I think those were the salient data pieces to date. On a go-forward basis, you can expect that we, as I mentioned earlier, are going to publish on all of those fronts plus more. One thing we're definitely going to be looking at is the rapidity of response because I think that now that we've got the PK data from the knockdowns, I think that actually is a huge differentiator of the rapidity of response. You should see a lot more publications coming out on that front. I think the second is the real-world experience with these products, both from the standpoint of biomarkers. I think anti-pro, yes, definitely. I think serum TTR, yes, definitely. Then quality of life and hospitalization measures. Health economic parameters as well. It's interesting, if you go over to Europe, there are countries where we're the only brand.

We won the national bid, and there are major hospitals in areas like Germany where Atrubi is frontline. I think we're sort of looking at those types of very dispassionate, but yet still trying to make a choice between these various data sets, analogs, and saying what really resonated with them in that data and how can we bring some of those messages over to the U.S. market. I don't know, Matt or anyone else, if you'd add anything?

Speaker 1

No, I can touch on the inventory question, though, if that works. I just would make a couple of comments. One, the held inventory is lower in Q2 versus Q1 as suppliers get used to our just-in-time model. You can get Atrubi in less than 48 hours.
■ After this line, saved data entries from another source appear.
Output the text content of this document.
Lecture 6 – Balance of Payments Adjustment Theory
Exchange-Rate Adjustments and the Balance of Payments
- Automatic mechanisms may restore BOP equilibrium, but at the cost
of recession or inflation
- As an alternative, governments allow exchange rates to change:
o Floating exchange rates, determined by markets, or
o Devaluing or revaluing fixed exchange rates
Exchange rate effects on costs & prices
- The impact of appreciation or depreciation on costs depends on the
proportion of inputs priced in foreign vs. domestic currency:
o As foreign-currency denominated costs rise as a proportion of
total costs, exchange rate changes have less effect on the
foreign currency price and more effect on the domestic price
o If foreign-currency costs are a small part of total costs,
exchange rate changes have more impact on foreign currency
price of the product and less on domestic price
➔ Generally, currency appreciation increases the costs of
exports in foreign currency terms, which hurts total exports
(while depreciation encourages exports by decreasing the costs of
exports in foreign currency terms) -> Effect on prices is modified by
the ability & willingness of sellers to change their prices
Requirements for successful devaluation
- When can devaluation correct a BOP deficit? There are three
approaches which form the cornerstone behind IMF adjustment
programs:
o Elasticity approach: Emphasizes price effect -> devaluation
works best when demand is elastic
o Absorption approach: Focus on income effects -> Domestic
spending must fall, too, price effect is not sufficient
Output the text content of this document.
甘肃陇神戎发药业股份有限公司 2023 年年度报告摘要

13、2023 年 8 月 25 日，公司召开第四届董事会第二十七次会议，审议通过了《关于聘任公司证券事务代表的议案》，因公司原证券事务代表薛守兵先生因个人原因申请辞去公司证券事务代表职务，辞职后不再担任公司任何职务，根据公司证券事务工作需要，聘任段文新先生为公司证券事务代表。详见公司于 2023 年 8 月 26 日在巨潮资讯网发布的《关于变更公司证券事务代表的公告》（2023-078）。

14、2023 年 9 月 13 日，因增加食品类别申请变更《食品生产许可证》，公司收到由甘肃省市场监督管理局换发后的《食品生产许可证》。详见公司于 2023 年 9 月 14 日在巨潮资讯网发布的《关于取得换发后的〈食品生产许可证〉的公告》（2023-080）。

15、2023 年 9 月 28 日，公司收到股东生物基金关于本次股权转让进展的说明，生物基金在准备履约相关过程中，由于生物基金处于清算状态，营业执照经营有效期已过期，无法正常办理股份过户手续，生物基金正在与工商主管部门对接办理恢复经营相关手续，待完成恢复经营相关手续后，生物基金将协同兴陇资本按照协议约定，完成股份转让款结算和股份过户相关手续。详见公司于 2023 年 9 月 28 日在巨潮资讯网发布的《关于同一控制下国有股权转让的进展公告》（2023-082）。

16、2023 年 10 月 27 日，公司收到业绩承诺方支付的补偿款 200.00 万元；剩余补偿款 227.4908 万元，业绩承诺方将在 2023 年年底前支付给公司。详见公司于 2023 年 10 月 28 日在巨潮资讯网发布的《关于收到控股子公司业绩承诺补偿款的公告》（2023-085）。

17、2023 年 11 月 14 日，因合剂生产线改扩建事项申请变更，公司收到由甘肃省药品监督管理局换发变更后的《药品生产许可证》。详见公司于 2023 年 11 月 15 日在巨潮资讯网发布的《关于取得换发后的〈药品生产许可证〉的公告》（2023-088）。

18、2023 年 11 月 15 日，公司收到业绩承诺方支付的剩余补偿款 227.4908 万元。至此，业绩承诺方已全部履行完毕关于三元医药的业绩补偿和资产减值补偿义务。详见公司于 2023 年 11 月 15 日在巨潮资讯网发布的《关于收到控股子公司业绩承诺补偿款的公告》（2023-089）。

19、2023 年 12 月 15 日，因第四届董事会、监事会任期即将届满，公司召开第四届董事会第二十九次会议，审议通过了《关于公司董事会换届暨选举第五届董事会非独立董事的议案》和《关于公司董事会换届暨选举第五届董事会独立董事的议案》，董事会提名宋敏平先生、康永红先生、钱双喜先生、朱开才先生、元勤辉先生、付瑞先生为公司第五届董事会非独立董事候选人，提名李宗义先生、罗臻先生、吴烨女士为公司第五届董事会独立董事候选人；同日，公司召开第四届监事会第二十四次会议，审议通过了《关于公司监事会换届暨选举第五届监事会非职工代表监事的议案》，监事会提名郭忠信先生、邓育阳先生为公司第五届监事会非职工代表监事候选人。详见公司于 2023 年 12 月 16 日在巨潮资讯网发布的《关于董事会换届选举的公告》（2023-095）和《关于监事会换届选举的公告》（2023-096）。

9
We talk about that for patients all the time, but it's not just patients. Our suppliers can also get Atrubi in less than 48 hours as well. The sort of old way of doing the supply and demand model, which is, hey, I have to hold multiple weeks of inventory or more because I'm worried about running out or not being able to get some, I think we've sort of changed the game a bit in that. Now that people realize that that's true, they don't have to hold these sort of historical larger levels.

You're seeing that play out in the market now. I think that's just due to the confidence that our distributors have in us.

Speaker 2

Yeah, thanks, Ananth. As Matt said, the days went down because of the accelerating patient demand and the model being more familiar to our suppliers. I appreciate your question.

Speaker 5

That concludes our Q&A for today. I will now hand it back to the company.

Speaker 2

Thank you all for joining us on our Q2 earnings call. We look forward to updating you again in our next earnings call. Thank you. Bye.

Speaker 5

This concludes today's conference. Thank you for your participation. You may now disconnect.